What’s required is a nuanced, context-specific approach. In regions afflicted by arsenic or fluoride, simple boiling or cloth straining is inadequate. Low-cost yet effective filtration options, community-based water treatment systems, and locally appropriate technologies could make treatment more accessible. Subsidies or micro-financing schemes for safe technology adoption targeted at low-income households, could reduce disparities.

Governments and NGOs also face the challenge of building trust in public systems. Many households invest in private purifiers because they distrust municipal supplies. Strengthening water quality testing protocols and communicating results transparently could restore confidence in tap water and rationalise private investment.

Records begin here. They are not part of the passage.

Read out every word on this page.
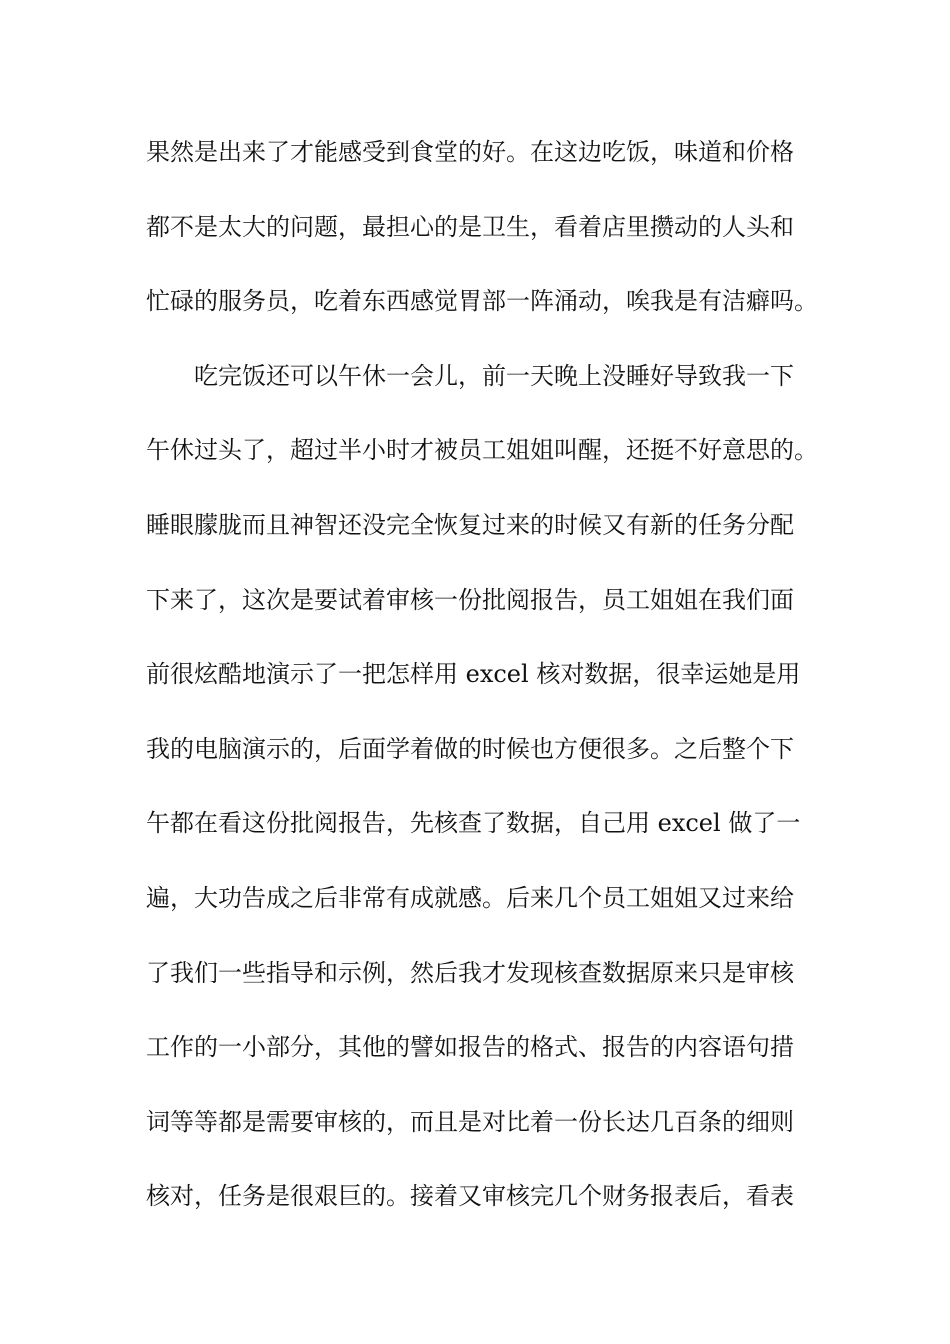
果然是出来了才能感受到食堂的好。在这边吃饭，味道和价格
都不是太大的问题，最担心的是卫生，看着店里攒动的人头和
忙碌的服务员，吃着东西感觉胃部一阵涌动，唉我是有洁癖吗。
吃完饭还可以午休一会儿，前一天晚上没睡好导致我一下
午休过头了，超过半小时才被员工姐姐叫醒，还挺不好意思的。
睡眼朦胧而且神智还没完全恢复过来的时候又有新的任务分配
下来了，这次是要试着审核一份批阅报告，员工姐姐在我们面
前很炫酷地演示了一把怎样用 excel 核对数据，很幸运她是用
我的电脑演示的，后面学着做的时候也方便很多。之后整个下
午都在看这份批阅报告，先核查了数据，自己用 excel 做了一
遍，大功告成之后非常有成就感。后来几个员工姐姐又过来给
了我们一些指导和示例，然后我才发现核查数据原来只是审核
工作的一小部分，其他的譬如报告的格式、报告的内容语句措
词等等都是需要审核的，而且是对比着一份长达几百条的细则
核对，任务是很艰巨的。接着又审核完几个财务报表后，看表
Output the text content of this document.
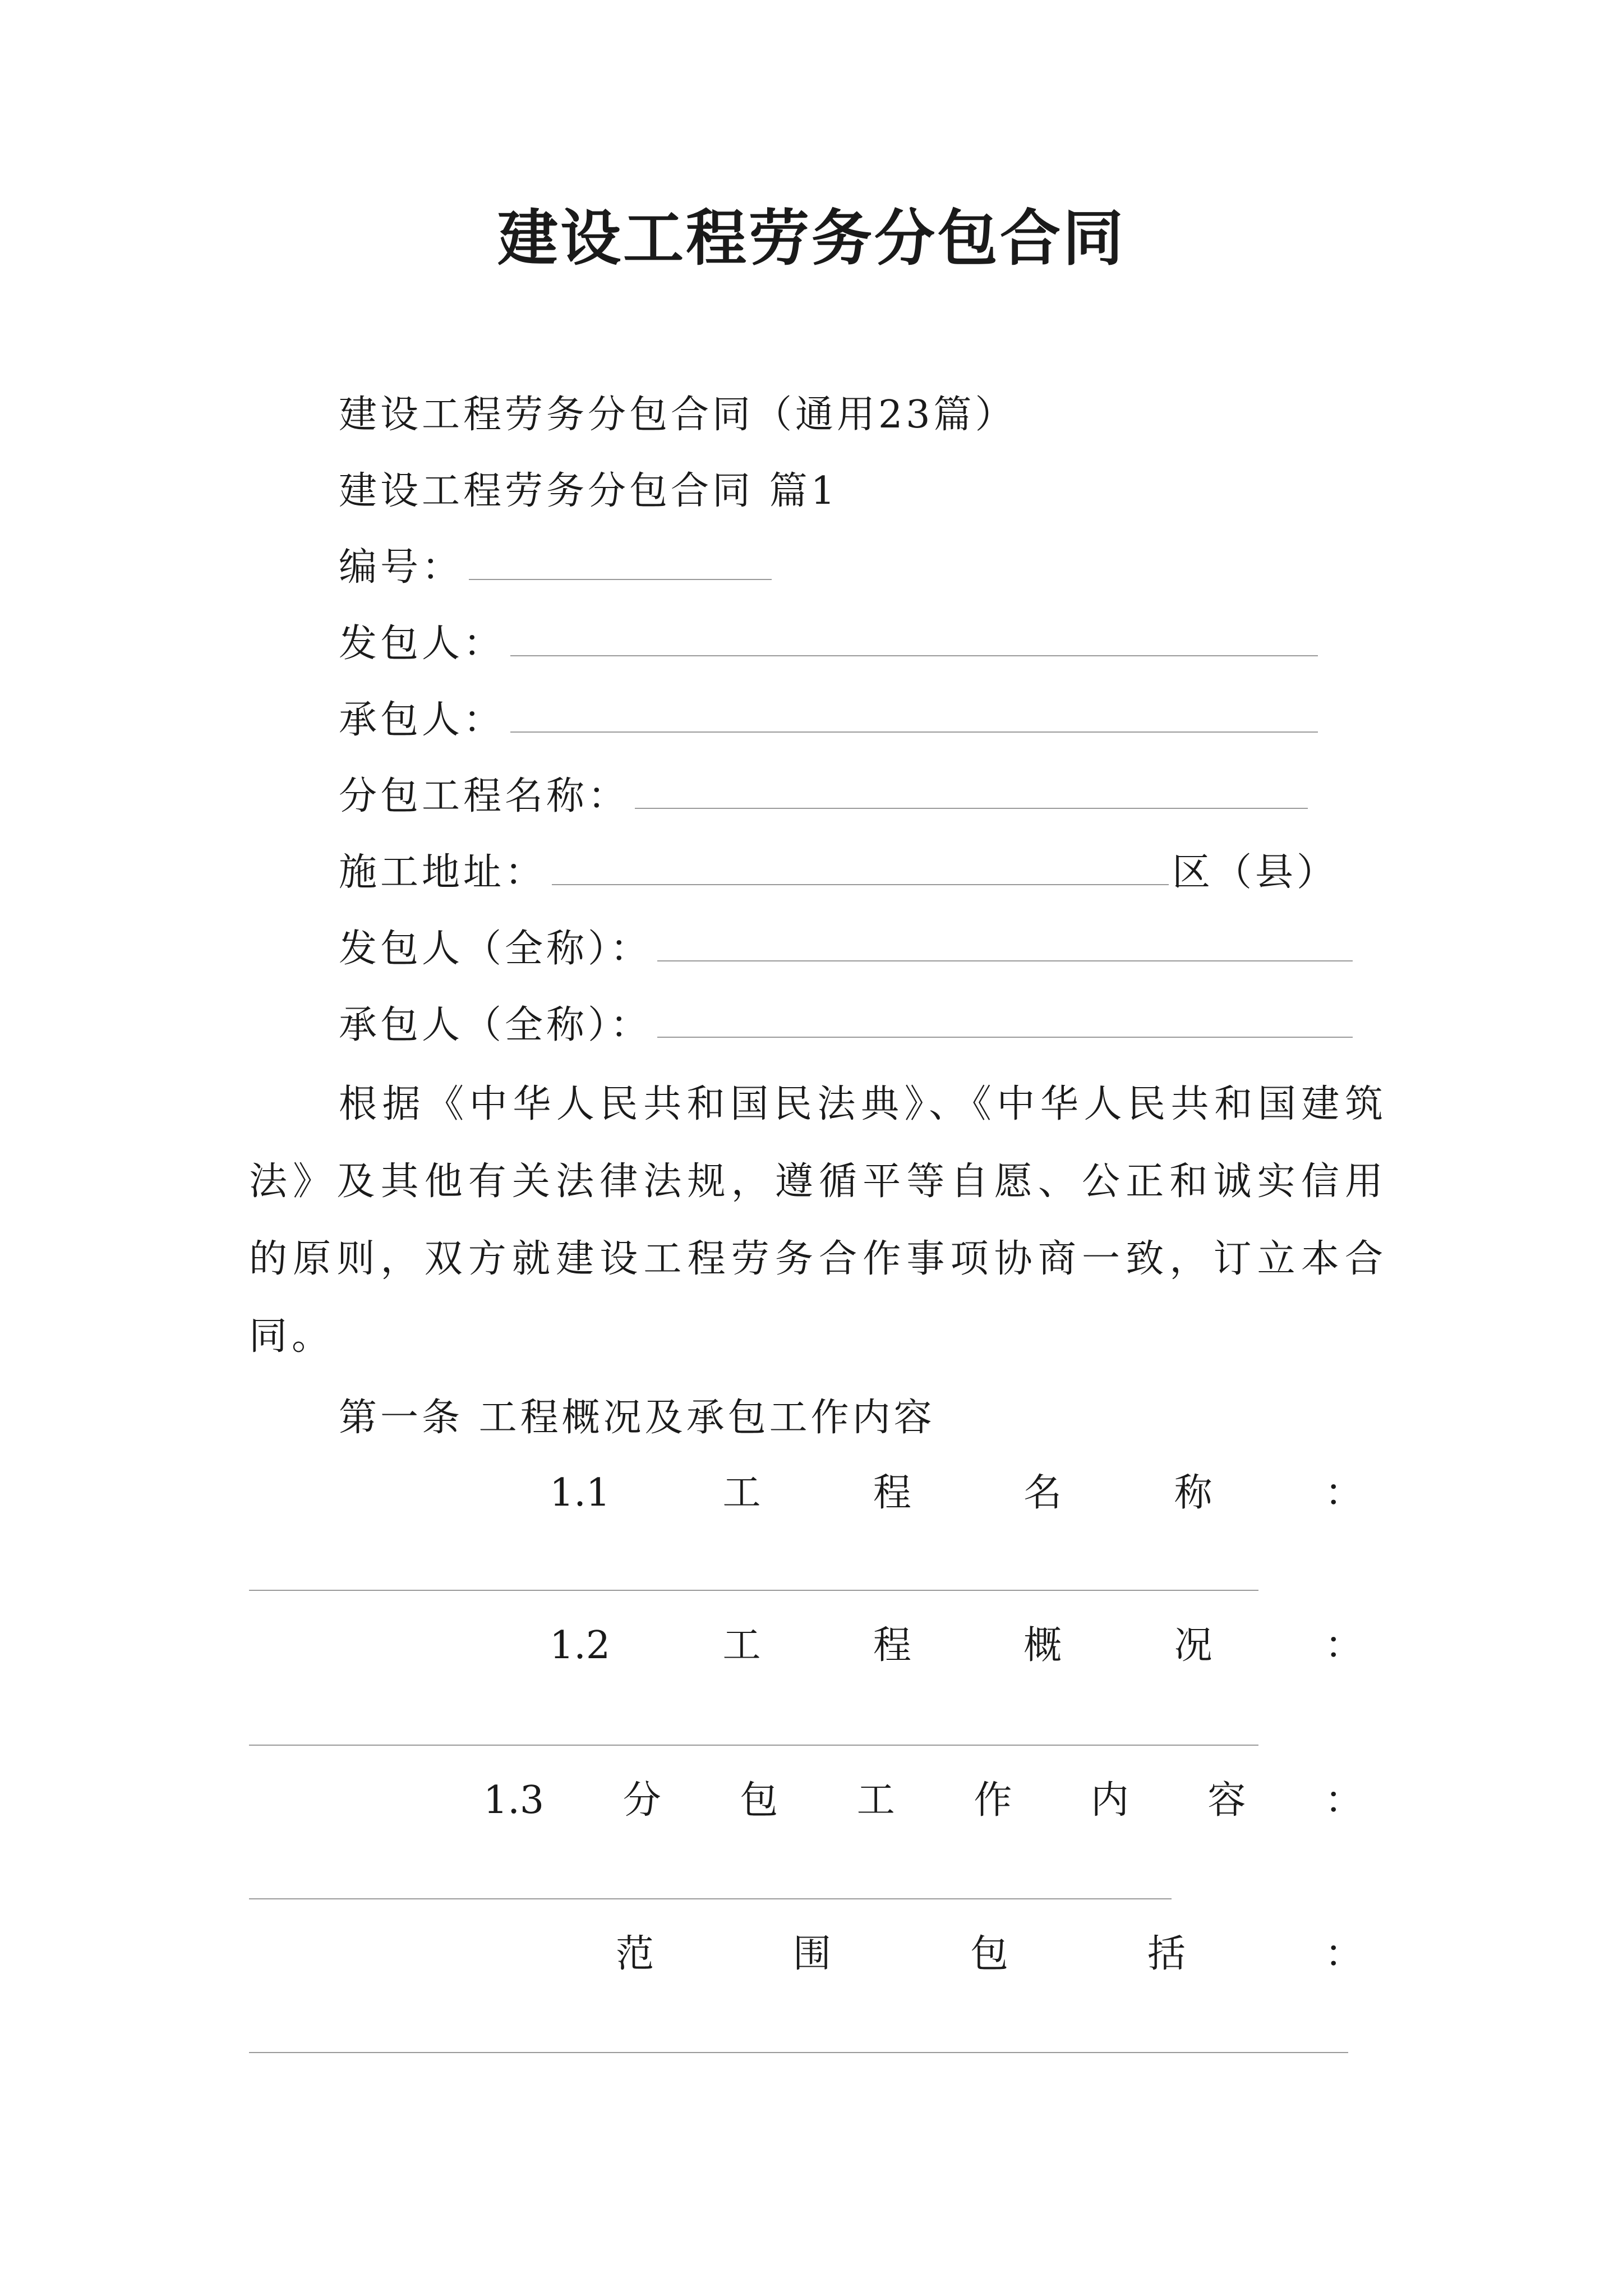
建设工程劳务分包合同
建设工程劳务分包合同（通用23篇）
建设工程劳务分包合同 篇1
编号：
发包人：
承包人：
分包工程名称：
施工地址：	区（县）
发包人（全称）：
承包人（全称）：

根据《中华人民共和国民法典》、《中华人民共和国建筑法》及其他有关法律法规，遵循平等自愿、公正和诚实信用的原则，双方就建设工程劳务合作事项协商一致，订立本合同。

第一条 工程概况及承包工作内容
1.1	工	程	名	称	：
1.2	工	程	概	况	：
1.3 分 包 工 作 内 容 ：
范	围	包	括	：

A mirror to India’s inequalities

The new research offers more than statistics; it holds a mirror to India’s enduring inequalities. The decision to treat water — a basic health protective practice — should not be conditioned by wealth, caste, or education. Yet for millions of Indians, it is. In states where water treatment is near universal, strong public health infrastructure, widespread literacy, and social norms create enabling environments. Where treatment is rare, systemic deprivation limits both access and agency.

The study’s authors argue that household water treatment, often dismissed as an individual choice, is actually a social equity issue. Without tackling the structural barriers that keep poor and marginalised households from treating water, broader goals of safe drinking water and public health will remain elusive. As India approaches its 2030 development goals, policymakers must look beyond coverage numbers and confront the complex realities inside homes — where water flows from a tap, but safety is anything but assured.